Yea to One and Shadow. Knock it off with the irrelevant comments, Future. This is becoming unbearably annoying from you.

Oh, and ACW? Make a distinction between Viper's actions with Morbulus and drowning the city in toxic spores. Those are two entirely separate plots from entirely separate episodes.

edited 2nd Jul '17 2:10:53 PM by Scraggle

ACW from Arlington, VA (near Washington, D.C.) Since: Jul, 2009
#88696: Jul 2nd 2017 at 2:17:26 PM

[up] Alright, let me know how it looks now. BTW, is Big Bad appropriate for Dark Kat?

edited 2nd Jul '17 2:21:13 PM by ACW

Scraggle Since: Nov, 2012 Relationship Status: THIS CONCEPT OF 'WUV' CONFUSES AND INFURIATES US!
#88697: Jul 2nd 2017 at 2:20:26 PM

Looks good now. Remove the Big Bad pothole from Dark Kat as he's part of an ensemble... do the same with Dietrich as he's in a duumvirate with Narackamous.
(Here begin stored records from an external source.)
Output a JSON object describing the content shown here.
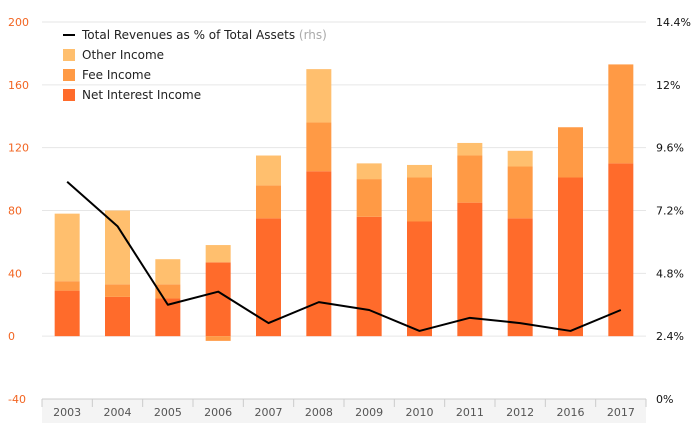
{
  "chart_data": {
    "type": "bar",
    "stacked": true,
    "categories": [
      "2003",
      "2004",
      "2005",
      "2006",
      "2007",
      "2008",
      "2009",
      "2010",
      "2011",
      "2012",
      "2016",
      "2017"
    ],
    "series": [
      {
        "name": "Net Interest Income",
        "axis": "left",
        "color": "#ff6b2b",
        "values": [
          29,
          25,
          24,
          47,
          75,
          105,
          76,
          73,
          85,
          75,
          101,
          110
        ]
      },
      {
        "name": "Fee Income",
        "axis": "left",
        "color": "#ff9a45",
        "values": [
          6,
          8,
          9,
          -3,
          21,
          31,
          24,
          28,
          30,
          33,
          32,
          63
        ]
      },
      {
        "name": "Other Income",
        "axis": "left",
        "color": "#ffbf6e",
        "values": [
          43,
          47,
          16,
          11,
          19,
          34,
          10,
          8,
          8,
          10,
          0,
          0
        ]
      },
      {
        "name": "Total Revenues as % of Total Assets",
        "axis": "right",
        "type": "line",
        "color": "#000000",
        "values": [
          8.3,
          6.6,
          3.6,
          4.1,
          2.9,
          3.7,
          3.4,
          2.6,
          3.1,
          2.9,
          2.6,
          3.4
        ]
      }
    ],
    "legend": {
      "position": "top-left",
      "entries": [
        {
          "label": "Total Revenues as % of Total Assets",
          "suffix": "(rhs)",
          "kind": "line",
          "color": "#000000"
        },
        {
          "label": "Other Income",
          "kind": "box",
          "color": "#ffbf6e"
        },
        {
          "label": "Fee Income",
          "kind": "box",
          "color": "#ff9a45"
        },
        {
          "label": "Net Interest Income",
          "kind": "box",
          "color": "#ff6b2b"
        }
      ]
    },
    "left_axis": {
      "ylim": [
        -40,
        200
      ],
      "ticks": [
        "200",
        "160",
        "120",
        "80",
        "40",
        "0",
        "-40"
      ],
      "color": "#f26522"
    },
    "right_axis": {
      "ylim": [
        0,
        14.4
      ],
      "ticks": [
        "14.4%",
        "12%",
        "9.6%",
        "7.2%",
        "4.8%",
        "2.4%",
        "0%"
      ]
    },
    "grid": true
  }
}
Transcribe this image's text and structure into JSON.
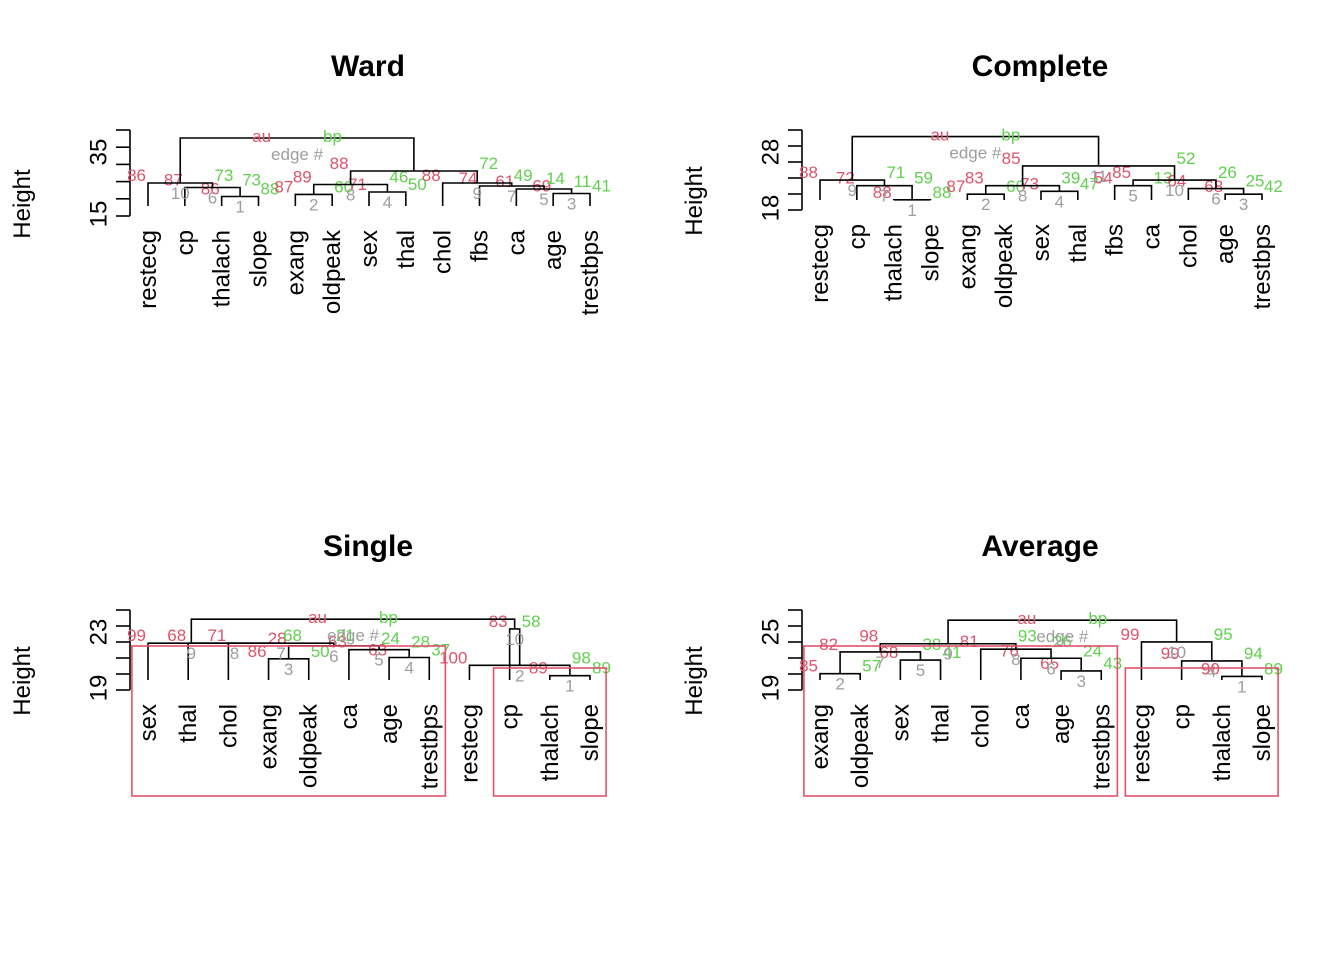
{
  "colors": {
    "au": "#DF536B",
    "bp": "#61D04F",
    "edge": "#9E9E9E",
    "tree": "#000000"
  },
  "chart_data": [
    {
      "type": "dendrogram",
      "title": "Ward",
      "ylabel": "Height",
      "yticks": [
        "15",
        "35"
      ],
      "ylim": [
        12,
        40
      ],
      "legend": [
        "au",
        "bp",
        "edge #"
      ],
      "leaves": [
        "restecg",
        "cp",
        "thalach",
        "slope",
        "exang",
        "oldpeak",
        "sex",
        "thal",
        "chol",
        "fbs",
        "ca",
        "age",
        "trestbps"
      ],
      "merges": [
        {
          "a": -3,
          "b": -4,
          "h": 18.5,
          "au": "86",
          "bp": "88",
          "edge": "1"
        },
        {
          "a": -5,
          "b": -6,
          "h": 19.2,
          "au": "87",
          "bp": "60",
          "edge": "2"
        },
        {
          "a": -12,
          "b": -13,
          "h": 19.5,
          "au": "69",
          "bp": "41",
          "edge": "3"
        },
        {
          "a": -7,
          "b": -8,
          "h": 20.0,
          "au": "71",
          "bp": "50",
          "edge": "4"
        },
        {
          "a": -11,
          "b": 3,
          "h": 21.0,
          "au": "61",
          "bp": "11",
          "edge": "5"
        },
        {
          "a": -2,
          "b": 1,
          "h": 21.5,
          "au": "87",
          "bp": "73",
          "edge": "6"
        },
        {
          "a": -10,
          "b": 5,
          "h": 22.0,
          "au": "74",
          "bp": "14",
          "edge": "7"
        },
        {
          "a": 2,
          "b": 4,
          "h": 22.5,
          "au": "89",
          "bp": "46",
          "edge": "8"
        },
        {
          "a": -9,
          "b": 7,
          "h": 23.0,
          "au": "88",
          "bp": "49",
          "edge": "9"
        },
        {
          "a": -1,
          "b": 6,
          "h": 23.0,
          "au": "86",
          "bp": "73",
          "edge": "10"
        },
        {
          "a": 8,
          "b": 9,
          "h": 27.0,
          "au": "88",
          "bp": "72",
          "edge": ""
        },
        {
          "a": 10,
          "b": 11,
          "h": 38.0,
          "au": "",
          "bp": "",
          "edge": ""
        }
      ],
      "clusters": []
    },
    {
      "type": "dendrogram",
      "title": "Complete",
      "ylabel": "Height",
      "yticks": [
        "18",
        "28"
      ],
      "ylim": [
        16.7,
        30.5
      ],
      "legend": [
        "au",
        "bp",
        "edge #"
      ],
      "leaves": [
        "restecg",
        "cp",
        "thalach",
        "slope",
        "exang",
        "oldpeak",
        "sex",
        "thal",
        "fbs",
        "ca",
        "chol",
        "age",
        "trestbps"
      ],
      "merges": [
        {
          "a": -3,
          "b": -4,
          "h": 18.5,
          "au": "88",
          "bp": "88",
          "edge": "1"
        },
        {
          "a": -5,
          "b": -6,
          "h": 19.5,
          "au": "87",
          "bp": "60",
          "edge": "2"
        },
        {
          "a": -12,
          "b": -13,
          "h": 19.5,
          "au": "68",
          "bp": "42",
          "edge": "3"
        },
        {
          "a": -7,
          "b": -8,
          "h": 20.0,
          "au": "73",
          "bp": "47",
          "edge": "4"
        },
        {
          "a": -9,
          "b": -10,
          "h": 21.0,
          "au": "54",
          "bp": "13",
          "edge": "5"
        },
        {
          "a": -11,
          "b": 3,
          "h": 20.5,
          "au": "64",
          "bp": "25",
          "edge": "6"
        },
        {
          "a": -2,
          "b": 1,
          "h": 21.0,
          "au": "72",
          "bp": "59",
          "edge": "7"
        },
        {
          "a": 2,
          "b": 4,
          "h": 21.0,
          "au": "83",
          "bp": "39",
          "edge": "8"
        },
        {
          "a": -1,
          "b": 7,
          "h": 22.0,
          "au": "88",
          "bp": "71",
          "edge": "9"
        },
        {
          "a": 5,
          "b": 6,
          "h": 22.0,
          "au": "85",
          "bp": "26",
          "edge": "10"
        },
        {
          "a": 8,
          "b": 10,
          "h": 24.5,
          "au": "85",
          "bp": "52",
          "edge": "11"
        },
        {
          "a": 9,
          "b": 11,
          "h": 29.7,
          "au": "",
          "bp": "",
          "edge": ""
        }
      ],
      "clusters": []
    },
    {
      "type": "dendrogram",
      "title": "Single",
      "ylabel": "Height",
      "yticks": [
        "19",
        "23"
      ],
      "ylim": [
        18.4,
        24.4
      ],
      "legend": [
        "au",
        "bp",
        "edge #"
      ],
      "leaves": [
        "sex",
        "thal",
        "chol",
        "exang",
        "oldpeak",
        "ca",
        "age",
        "trestbps",
        "restecg",
        "cp",
        "thalach",
        "slope"
      ],
      "merges": [
        {
          "a": -11,
          "b": -12,
          "h": 19.5,
          "au": "89",
          "bp": "89",
          "edge": "1"
        },
        {
          "a": -9,
          "b": 1,
          "h": 20.3,
          "au": "100",
          "bp": "98",
          "edge": "2"
        },
        {
          "a": -4,
          "b": -5,
          "h": 20.8,
          "au": "86",
          "bp": "50",
          "edge": "3"
        },
        {
          "a": -7,
          "b": -8,
          "h": 20.9,
          "au": "63",
          "bp": "37",
          "edge": "4"
        },
        {
          "a": -6,
          "b": 4,
          "h": 21.5,
          "au": "63",
          "bp": "28",
          "edge": "5"
        },
        {
          "a": 3,
          "b": 5,
          "h": 21.8,
          "au": "28",
          "bp": "24",
          "edge": "6"
        },
        {
          "a": -3,
          "b": 6,
          "h": 22.0,
          "au": "71",
          "bp": "21",
          "edge": "7"
        },
        {
          "a": -2,
          "b": 7,
          "h": 22.0,
          "au": "68",
          "bp": "68",
          "edge": "8"
        },
        {
          "a": -1,
          "b": 8,
          "h": 22.0,
          "au": "99",
          "bp": "",
          "edge": "9"
        },
        {
          "a": -10,
          "b": 2,
          "h": 23.1,
          "au": "83",
          "bp": "58",
          "edge": "10"
        },
        {
          "a": 9,
          "b": 10,
          "h": 23.85,
          "au": "",
          "bp": "",
          "edge": ""
        }
      ],
      "clusters": [
        [
          0,
          8
        ],
        [
          9,
          12
        ]
      ]
    },
    {
      "type": "dendrogram",
      "title": "Average",
      "ylabel": "Height",
      "yticks": [
        "19",
        "25"
      ],
      "ylim": [
        18.2,
        26.8
      ],
      "legend": [
        "au",
        "bp",
        "edge #"
      ],
      "leaves": [
        "exang",
        "oldpeak",
        "sex",
        "thal",
        "chol",
        "ca",
        "age",
        "trestbps",
        "restecg",
        "cp",
        "thalach",
        "slope"
      ],
      "merges": [
        {
          "a": -11,
          "b": -12,
          "h": 19.7,
          "au": "90",
          "bp": "89",
          "edge": "1"
        },
        {
          "a": -1,
          "b": -2,
          "h": 20.0,
          "au": "85",
          "bp": "57",
          "edge": "2"
        },
        {
          "a": -7,
          "b": -8,
          "h": 20.3,
          "au": "65",
          "bp": "43",
          "edge": "3"
        },
        {
          "a": -10,
          "b": 1,
          "h": 21.4,
          "au": "99",
          "bp": "94",
          "edge": "4"
        },
        {
          "a": -3,
          "b": -4,
          "h": 21.5,
          "au": "68",
          "bp": "41",
          "edge": "5"
        },
        {
          "a": -6,
          "b": 3,
          "h": 21.7,
          "au": "76",
          "bp": "24",
          "edge": "6"
        },
        {
          "a": 2,
          "b": 5,
          "h": 22.4,
          "au": "82",
          "bp": "38",
          "edge": "7"
        },
        {
          "a": -5,
          "b": 6,
          "h": 22.7,
          "au": "81",
          "bp": "26",
          "edge": "8"
        },
        {
          "a": 7,
          "b": 8,
          "h": 23.3,
          "au": "98",
          "bp": "93",
          "edge": "9"
        },
        {
          "a": -9,
          "b": 4,
          "h": 23.5,
          "au": "99",
          "bp": "95",
          "edge": "10"
        },
        {
          "a": 9,
          "b": 10,
          "h": 25.9,
          "au": "",
          "bp": "",
          "edge": ""
        }
      ],
      "clusters": [
        [
          0,
          8
        ],
        [
          8,
          12
        ]
      ]
    }
  ]
}
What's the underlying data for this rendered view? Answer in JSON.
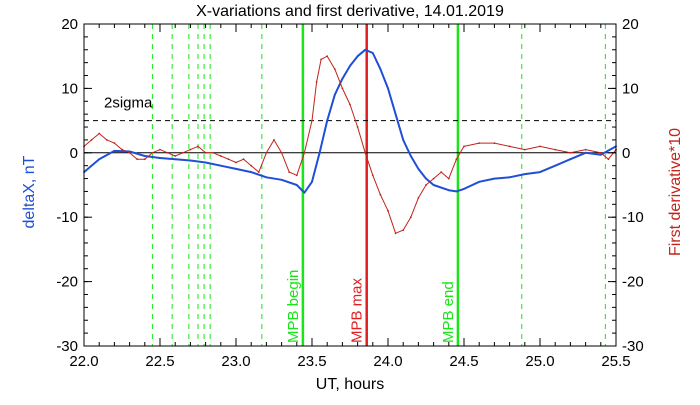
{
  "chart_data": {
    "type": "line",
    "title": "X-variations and first derivative, 14.01.2019",
    "xlabel": "UT, hours",
    "ylabel_left": "deltaX, nT",
    "ylabel_right": "First derivative*10",
    "xlim": [
      22.0,
      25.5
    ],
    "ylim_left": [
      -30,
      20
    ],
    "ylim_right": [
      -30,
      20
    ],
    "x_ticks": [
      "22.0",
      "22.5",
      "23.0",
      "23.5",
      "24.0",
      "24.5",
      "25.0",
      "25.5"
    ],
    "y_ticks_left": [
      "20",
      "10",
      "0",
      "-10",
      "-20",
      "-30"
    ],
    "y_ticks_right": [
      "20",
      "10",
      "0",
      "-10",
      "-20",
      "-30"
    ],
    "grid": false,
    "colors": {
      "deltaX": "#1f4fd6",
      "derivative": "#c0241a",
      "mpb_lines": "#19e619",
      "mpb_max": "#e02020",
      "threshold": "#000000"
    },
    "series": [
      {
        "key": "deltaX",
        "axis": "left",
        "x": [
          22.0,
          22.1,
          22.2,
          22.3,
          22.4,
          22.5,
          22.6,
          22.7,
          22.8,
          22.9,
          23.0,
          23.1,
          23.2,
          23.3,
          23.4,
          23.45,
          23.5,
          23.55,
          23.6,
          23.65,
          23.7,
          23.75,
          23.8,
          23.85,
          23.9,
          23.95,
          24.0,
          24.05,
          24.1,
          24.15,
          24.2,
          24.25,
          24.3,
          24.4,
          24.45,
          24.5,
          24.6,
          24.7,
          24.8,
          24.9,
          25.0,
          25.1,
          25.2,
          25.3,
          25.4,
          25.5
        ],
        "y": [
          -3.0,
          -1.0,
          0.3,
          0.2,
          -0.5,
          -0.8,
          -1.0,
          -1.2,
          -1.5,
          -2.0,
          -2.5,
          -3.0,
          -3.8,
          -4.2,
          -5.0,
          -6.2,
          -4.5,
          0.0,
          5.0,
          9.0,
          11.5,
          13.5,
          15.0,
          16.0,
          15.5,
          13.0,
          10.0,
          6.0,
          2.0,
          -0.5,
          -2.5,
          -4.0,
          -5.0,
          -5.8,
          -6.0,
          -5.6,
          -4.5,
          -4.0,
          -3.8,
          -3.3,
          -3.0,
          -2.0,
          -1.0,
          0.0,
          -0.3,
          1.0
        ]
      },
      {
        "key": "derivative",
        "axis": "right",
        "x": [
          22.0,
          22.05,
          22.1,
          22.15,
          22.2,
          22.25,
          22.3,
          22.35,
          22.4,
          22.45,
          22.5,
          22.55,
          22.6,
          22.65,
          22.7,
          22.75,
          22.8,
          22.85,
          22.9,
          22.95,
          23.0,
          23.05,
          23.1,
          23.15,
          23.2,
          23.25,
          23.3,
          23.35,
          23.4,
          23.45,
          23.5,
          23.53,
          23.56,
          23.6,
          23.65,
          23.7,
          23.75,
          23.8,
          23.85,
          23.9,
          23.95,
          24.0,
          24.05,
          24.1,
          24.15,
          24.2,
          24.25,
          24.3,
          24.35,
          24.4,
          24.45,
          24.5,
          24.6,
          24.7,
          24.8,
          24.9,
          25.0,
          25.1,
          25.2,
          25.3,
          25.4,
          25.45,
          25.5
        ],
        "y": [
          1.0,
          2.0,
          3.0,
          2.0,
          1.5,
          0.5,
          0.0,
          -1.0,
          -1.0,
          0.0,
          0.5,
          0.0,
          -0.5,
          0.0,
          0.5,
          1.0,
          0.0,
          0.0,
          -0.5,
          -1.0,
          -1.5,
          -1.0,
          -2.0,
          -3.0,
          0.0,
          2.0,
          0.0,
          -3.0,
          -3.5,
          0.0,
          5.0,
          11.0,
          14.5,
          15.0,
          13.0,
          10.0,
          7.5,
          4.0,
          0.0,
          -3.5,
          -6.5,
          -9.0,
          -12.5,
          -12.0,
          -10.0,
          -7.0,
          -5.0,
          -4.0,
          -3.0,
          -4.0,
          -1.0,
          1.0,
          1.5,
          1.5,
          1.0,
          0.5,
          1.0,
          0.5,
          0.0,
          0.5,
          0.0,
          -1.0,
          0.5
        ]
      }
    ],
    "hlines": [
      {
        "key": "zero",
        "y": 0,
        "style": "solid"
      },
      {
        "key": "2sigma",
        "y": 5,
        "style": "dashed",
        "label": "2sigma"
      }
    ],
    "vlines_dashed": [
      22.45,
      22.58,
      22.69,
      22.75,
      22.79,
      22.83,
      23.17,
      24.88,
      25.43
    ],
    "vlines_marked": [
      {
        "key": "mpb-begin",
        "x": 23.44,
        "label": "MPB begin",
        "color": "#19e619"
      },
      {
        "key": "mpb-max",
        "x": 23.86,
        "label": "MPB max",
        "color": "#e02020"
      },
      {
        "key": "mpb-end",
        "x": 24.46,
        "label": "MPB end",
        "color": "#19e619"
      }
    ]
  }
}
edited 2nd Jul '17 2:25:11 PM by Scraggle

ACW from Arlington, VA (near Washington, D.C.) Since: Jul, 2009
#88698: Jul 2nd 2017 at 2:30:07 PM

And done. I used Diabolical Mastermind for Dark Kat, and am currently without a pothole for Dietrich (Humans Are the Real Monsters?).

Scraggle Since: Nov, 2012 Relationship Status: THIS CONCEPT OF 'WUV' CONFUSES AND INFURIATES US!
#88699: Jul 2nd 2017 at 2:32:59 PM

Eh, don't bother. Potholes aren't really an absolute necessity.

ACW from Arlington, VA (near Washington, D.C.) Since: Jul, 2009
#88700: Jul 2nd 2017 at 2:40:36 PM

Alright. Does the Diabolical Mastermind one work?